The 3 months correlation between Nasdaq and WD1 is 0.88. Overlapping area represents the amount of risk that can be diversified away by holding Nasdaq Inc and WD 40 CO in the same portfolio, assuming nothing else is changed. The correlation between historical prices or returns on WD 40 CO and Nasdaq is a relative statistical measure of the degree to which these equity instruments tend to move together. The correlation coefficient measures the extent to which returns on Nasdaq Inc are associated (or correlated) with WD 40. Values of the correlation coefficient range from -1 to +1, where. The correlation of zero (0) is possible when the price movement of WD 40 CO has no effect on the direction of Nasdaq i.e., Nasdaq and WD 40 go up and down completely randomly.

Pair Corralation between Nasdaq and WD 40

Given the investment horizon of 90 days Nasdaq Inc is expected to generate 1.11 times more return on investment than WD 40. However, Nasdaq is 1.11 times more volatile than WD 40 CO. It trades about -0.18 of its potential returns per unit of risk. WD 40 CO is currently generating about -0.42 per unit of risk. If you would invest  8,083  in Nasdaq Inc on September 23, 2024 and sell it today you would lose (313.00) from holding Nasdaq Inc or give up 3.87% of portfolio value over 90 days.
Time Period3 Months [change]
DirectionMoves Together 
StrengthStrong
Accuracy95.45%
ValuesDaily Returns

Nasdaq Inc  vs.  WD 40 CO

 Performance 
       Timeline  
Nasdaq Inc 

Risk-Adjusted Performance

6 of 100

 
Weak
 
Strong
Modest
Compared to the overall equity markets, risk-adjusted returns on investments in Nasdaq Inc are ranked lower than 6 (%) of all global equities and portfolios over the last 90 days. Even with relatively invariable basic indicators, Nasdaq is not utilizing all of its potentials. The latest stock price agitation, may contribute to short-term losses for the retail investors.
WD 40 CO 

Risk-Adjusted Performance

6 of 100

 
Weak
 
Strong
Modest
Compared to the overall equity markets, risk-adjusted returns on investments in WD 40 CO are ranked lower than 6 (%) of all global equities and portfolios over the last 90 days. In spite of comparatively uncertain basic indicators, WD 40 may actually be approaching a critical reversion point that can send shares even higher in January 2025.

Nasdaq and WD 40 Volatility Contrast

   Predicted Return Density   
       Returns  

Pair Trading with Nasdaq and WD 40

The main advantage of trading using opposite Nasdaq and WD 40 positions is that it hedges away some unsystematic risk.

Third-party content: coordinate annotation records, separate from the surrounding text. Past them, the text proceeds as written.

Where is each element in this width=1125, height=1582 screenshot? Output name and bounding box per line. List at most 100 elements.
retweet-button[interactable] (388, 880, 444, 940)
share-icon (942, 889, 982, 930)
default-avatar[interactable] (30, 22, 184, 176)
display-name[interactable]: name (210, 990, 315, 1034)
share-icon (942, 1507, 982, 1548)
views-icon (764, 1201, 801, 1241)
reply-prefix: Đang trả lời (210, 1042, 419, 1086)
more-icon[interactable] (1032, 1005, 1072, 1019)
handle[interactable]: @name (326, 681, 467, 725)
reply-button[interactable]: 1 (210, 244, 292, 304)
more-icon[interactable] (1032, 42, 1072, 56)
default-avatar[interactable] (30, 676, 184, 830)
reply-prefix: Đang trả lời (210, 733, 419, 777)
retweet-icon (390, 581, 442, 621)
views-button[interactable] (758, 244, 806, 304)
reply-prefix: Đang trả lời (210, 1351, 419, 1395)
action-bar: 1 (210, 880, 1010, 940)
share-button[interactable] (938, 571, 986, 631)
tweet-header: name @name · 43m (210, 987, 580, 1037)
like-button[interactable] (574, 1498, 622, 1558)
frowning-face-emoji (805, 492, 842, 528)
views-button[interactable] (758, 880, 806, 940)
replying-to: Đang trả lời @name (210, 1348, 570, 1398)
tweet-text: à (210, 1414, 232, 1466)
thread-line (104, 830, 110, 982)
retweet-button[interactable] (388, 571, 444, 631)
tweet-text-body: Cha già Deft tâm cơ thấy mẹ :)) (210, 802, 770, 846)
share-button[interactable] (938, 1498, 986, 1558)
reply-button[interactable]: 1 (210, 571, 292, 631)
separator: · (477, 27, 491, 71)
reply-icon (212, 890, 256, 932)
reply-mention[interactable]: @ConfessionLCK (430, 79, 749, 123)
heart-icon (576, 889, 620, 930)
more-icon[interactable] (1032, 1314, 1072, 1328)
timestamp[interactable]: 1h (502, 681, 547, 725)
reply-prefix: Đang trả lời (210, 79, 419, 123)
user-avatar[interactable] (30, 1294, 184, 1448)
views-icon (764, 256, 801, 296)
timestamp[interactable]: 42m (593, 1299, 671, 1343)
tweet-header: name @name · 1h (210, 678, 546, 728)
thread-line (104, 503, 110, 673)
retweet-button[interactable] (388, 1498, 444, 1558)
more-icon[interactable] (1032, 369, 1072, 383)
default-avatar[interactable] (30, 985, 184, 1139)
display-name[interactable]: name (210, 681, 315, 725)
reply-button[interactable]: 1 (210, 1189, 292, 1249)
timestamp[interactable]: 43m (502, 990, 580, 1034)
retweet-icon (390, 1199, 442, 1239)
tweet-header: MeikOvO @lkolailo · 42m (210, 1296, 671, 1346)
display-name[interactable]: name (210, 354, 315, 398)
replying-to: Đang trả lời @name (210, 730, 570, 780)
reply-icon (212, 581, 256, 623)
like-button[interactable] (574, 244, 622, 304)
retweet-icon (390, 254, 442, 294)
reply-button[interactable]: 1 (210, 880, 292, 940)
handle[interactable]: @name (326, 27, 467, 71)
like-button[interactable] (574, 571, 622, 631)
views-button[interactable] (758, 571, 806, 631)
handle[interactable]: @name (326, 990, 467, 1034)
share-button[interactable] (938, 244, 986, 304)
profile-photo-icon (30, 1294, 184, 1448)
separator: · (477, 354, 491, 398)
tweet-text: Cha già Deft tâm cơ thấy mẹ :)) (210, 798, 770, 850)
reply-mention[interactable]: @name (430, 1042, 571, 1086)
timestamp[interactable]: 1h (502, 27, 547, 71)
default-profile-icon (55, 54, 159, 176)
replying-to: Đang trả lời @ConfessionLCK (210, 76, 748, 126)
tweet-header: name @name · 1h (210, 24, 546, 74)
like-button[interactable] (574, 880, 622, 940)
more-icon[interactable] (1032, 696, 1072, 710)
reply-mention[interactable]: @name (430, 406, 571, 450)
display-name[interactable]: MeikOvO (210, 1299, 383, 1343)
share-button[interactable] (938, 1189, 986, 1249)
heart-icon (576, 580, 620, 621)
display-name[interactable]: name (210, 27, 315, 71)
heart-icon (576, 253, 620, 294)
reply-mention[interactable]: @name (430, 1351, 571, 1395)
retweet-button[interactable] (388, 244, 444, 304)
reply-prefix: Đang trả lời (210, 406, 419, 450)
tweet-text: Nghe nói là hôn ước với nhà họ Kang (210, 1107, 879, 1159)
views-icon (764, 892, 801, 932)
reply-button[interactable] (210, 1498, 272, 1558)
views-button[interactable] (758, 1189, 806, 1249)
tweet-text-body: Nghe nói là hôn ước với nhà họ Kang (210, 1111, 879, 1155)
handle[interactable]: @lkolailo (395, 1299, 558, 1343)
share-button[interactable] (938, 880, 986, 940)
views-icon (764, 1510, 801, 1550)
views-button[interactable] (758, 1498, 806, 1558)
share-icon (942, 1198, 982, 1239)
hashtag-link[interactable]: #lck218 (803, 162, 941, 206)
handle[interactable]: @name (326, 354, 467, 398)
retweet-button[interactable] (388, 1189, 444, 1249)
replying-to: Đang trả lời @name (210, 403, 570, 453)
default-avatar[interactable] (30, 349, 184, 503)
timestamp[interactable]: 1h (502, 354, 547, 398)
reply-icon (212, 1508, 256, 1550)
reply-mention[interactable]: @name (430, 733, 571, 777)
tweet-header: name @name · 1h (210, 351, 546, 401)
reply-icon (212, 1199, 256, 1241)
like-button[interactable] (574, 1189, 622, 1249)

Because of two separate transactions, even if Nasdaq position performs unexpectedly, WD 40 can make up some of the losses. Pair trading also minimizes risk from directional movements in the market. For example, if an entire industry or sector drops because of unexpected headlines, the short position in WD 40 will offset losses from the drop in WD 40's long position.
The idea behind Nasdaq Inc and WD 40 CO pairs trading is to make the combined position market-neutral, meaning the overall market's direction will not affect its win or loss (or potential downside or upside). This can be achieved by designing a pairs trade with two highly correlated stocks or equities that operate in a similar space or sector, making it possible to obtain profits through simple and relatively low-risk investment.
Check out your portfolio center.
Note that this page's information should be used as a complementary analysis to find the right mix of equity instruments to add to your existing portfolios or create a brand new portfolio. You can also try the Piotroski F Score module to get Piotroski F Score based on the binary analysis strategy of nine different fundamentals.